Buku ini terdiri dari empat bagian yang membawa pembaca melalui perjalanan sejarah hubungan manusia dengan teknologi hingga realitas menakutkan dari kemajuan teknologi saat ini. Gaya penulisan Suleyman yang lugas namun penuh otoritas menjadikannya mudah diakses dan menarik. Ia mampu menggabungkan anekdot pribadi dengan analisis global, dan keahliannya dalam menyajikan konsep ilmiah yang rumit ke dalam narasi yang memikat membuat buku ini tidak hanya mencerahkan, tetapi juga sangat menggugah.

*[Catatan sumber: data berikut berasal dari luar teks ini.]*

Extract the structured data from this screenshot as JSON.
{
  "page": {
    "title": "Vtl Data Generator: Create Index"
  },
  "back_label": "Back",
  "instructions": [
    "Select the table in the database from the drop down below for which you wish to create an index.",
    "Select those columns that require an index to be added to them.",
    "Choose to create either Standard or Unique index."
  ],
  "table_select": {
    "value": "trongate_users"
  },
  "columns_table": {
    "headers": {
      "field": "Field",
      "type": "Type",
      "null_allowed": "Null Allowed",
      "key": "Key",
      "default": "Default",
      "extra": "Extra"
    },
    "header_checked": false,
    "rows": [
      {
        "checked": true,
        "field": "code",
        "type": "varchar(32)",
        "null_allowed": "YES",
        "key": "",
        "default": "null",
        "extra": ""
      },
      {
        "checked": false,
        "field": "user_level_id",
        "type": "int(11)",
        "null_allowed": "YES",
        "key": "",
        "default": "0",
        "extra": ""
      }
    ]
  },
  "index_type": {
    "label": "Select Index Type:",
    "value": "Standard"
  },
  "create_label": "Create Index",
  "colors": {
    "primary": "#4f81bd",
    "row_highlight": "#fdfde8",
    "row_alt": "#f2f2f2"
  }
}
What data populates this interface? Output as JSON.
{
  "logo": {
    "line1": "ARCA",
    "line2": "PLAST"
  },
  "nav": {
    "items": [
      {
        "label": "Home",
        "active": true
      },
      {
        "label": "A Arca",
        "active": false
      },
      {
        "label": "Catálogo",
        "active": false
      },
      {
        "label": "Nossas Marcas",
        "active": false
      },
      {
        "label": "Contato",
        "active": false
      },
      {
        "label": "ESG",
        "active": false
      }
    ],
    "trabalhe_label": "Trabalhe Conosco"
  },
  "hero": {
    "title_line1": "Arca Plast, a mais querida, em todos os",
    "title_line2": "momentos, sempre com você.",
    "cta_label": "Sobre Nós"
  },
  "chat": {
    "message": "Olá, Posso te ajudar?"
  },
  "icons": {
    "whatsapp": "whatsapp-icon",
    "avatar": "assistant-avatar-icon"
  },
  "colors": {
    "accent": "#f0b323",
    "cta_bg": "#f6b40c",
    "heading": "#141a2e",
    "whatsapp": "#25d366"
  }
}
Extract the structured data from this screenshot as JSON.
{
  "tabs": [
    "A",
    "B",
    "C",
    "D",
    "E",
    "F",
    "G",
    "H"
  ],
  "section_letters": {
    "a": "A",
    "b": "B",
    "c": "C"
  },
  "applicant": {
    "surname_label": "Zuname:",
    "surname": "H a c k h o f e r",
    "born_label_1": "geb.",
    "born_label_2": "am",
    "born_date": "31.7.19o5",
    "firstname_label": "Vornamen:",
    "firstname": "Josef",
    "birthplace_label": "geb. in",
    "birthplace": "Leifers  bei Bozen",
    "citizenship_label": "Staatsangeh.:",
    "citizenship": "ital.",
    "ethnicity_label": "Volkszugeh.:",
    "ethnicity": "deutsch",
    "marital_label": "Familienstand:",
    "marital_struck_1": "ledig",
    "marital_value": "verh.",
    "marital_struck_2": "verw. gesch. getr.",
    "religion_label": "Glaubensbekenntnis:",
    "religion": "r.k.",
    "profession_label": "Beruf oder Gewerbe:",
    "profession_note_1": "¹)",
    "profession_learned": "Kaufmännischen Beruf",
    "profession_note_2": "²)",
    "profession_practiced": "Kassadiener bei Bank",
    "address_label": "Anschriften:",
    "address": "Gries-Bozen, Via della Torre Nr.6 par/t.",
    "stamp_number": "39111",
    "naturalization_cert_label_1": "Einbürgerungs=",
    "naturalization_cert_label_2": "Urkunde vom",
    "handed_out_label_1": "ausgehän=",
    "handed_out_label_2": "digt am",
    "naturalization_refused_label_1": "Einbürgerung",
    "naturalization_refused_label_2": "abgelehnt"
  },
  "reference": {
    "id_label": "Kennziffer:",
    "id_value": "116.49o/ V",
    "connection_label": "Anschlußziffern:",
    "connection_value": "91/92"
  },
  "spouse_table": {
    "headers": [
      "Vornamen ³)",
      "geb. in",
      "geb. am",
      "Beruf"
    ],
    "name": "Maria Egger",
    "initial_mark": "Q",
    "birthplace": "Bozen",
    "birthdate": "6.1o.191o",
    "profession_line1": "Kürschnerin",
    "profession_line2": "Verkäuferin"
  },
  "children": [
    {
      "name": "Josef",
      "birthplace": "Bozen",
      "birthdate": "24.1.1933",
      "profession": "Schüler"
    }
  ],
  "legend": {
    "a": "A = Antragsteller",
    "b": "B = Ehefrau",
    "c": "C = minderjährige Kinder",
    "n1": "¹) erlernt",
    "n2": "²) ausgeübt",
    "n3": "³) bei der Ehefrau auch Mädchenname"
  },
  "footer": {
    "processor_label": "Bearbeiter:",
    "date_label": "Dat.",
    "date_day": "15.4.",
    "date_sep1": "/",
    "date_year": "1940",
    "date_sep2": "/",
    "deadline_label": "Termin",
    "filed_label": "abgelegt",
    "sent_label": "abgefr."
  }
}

Salah satu bab yang paling menonjol, The Containment Problem, mengupas ketidakmampuan historis manusia dalam mengendalikan penyebaran dan dampak teknologi, yang diibaratkan Suleyman sebagai mitos banjir besar kekuatan yang tidak dapat dijinakkan, hanya dapat diterima. Skeptisisme pragmatis Suleyman terhadap kemungkinan pengendalian teknologi terasa seperti angin segar di tengah janji-janji teknologi yang seringkali terlalu optimistis.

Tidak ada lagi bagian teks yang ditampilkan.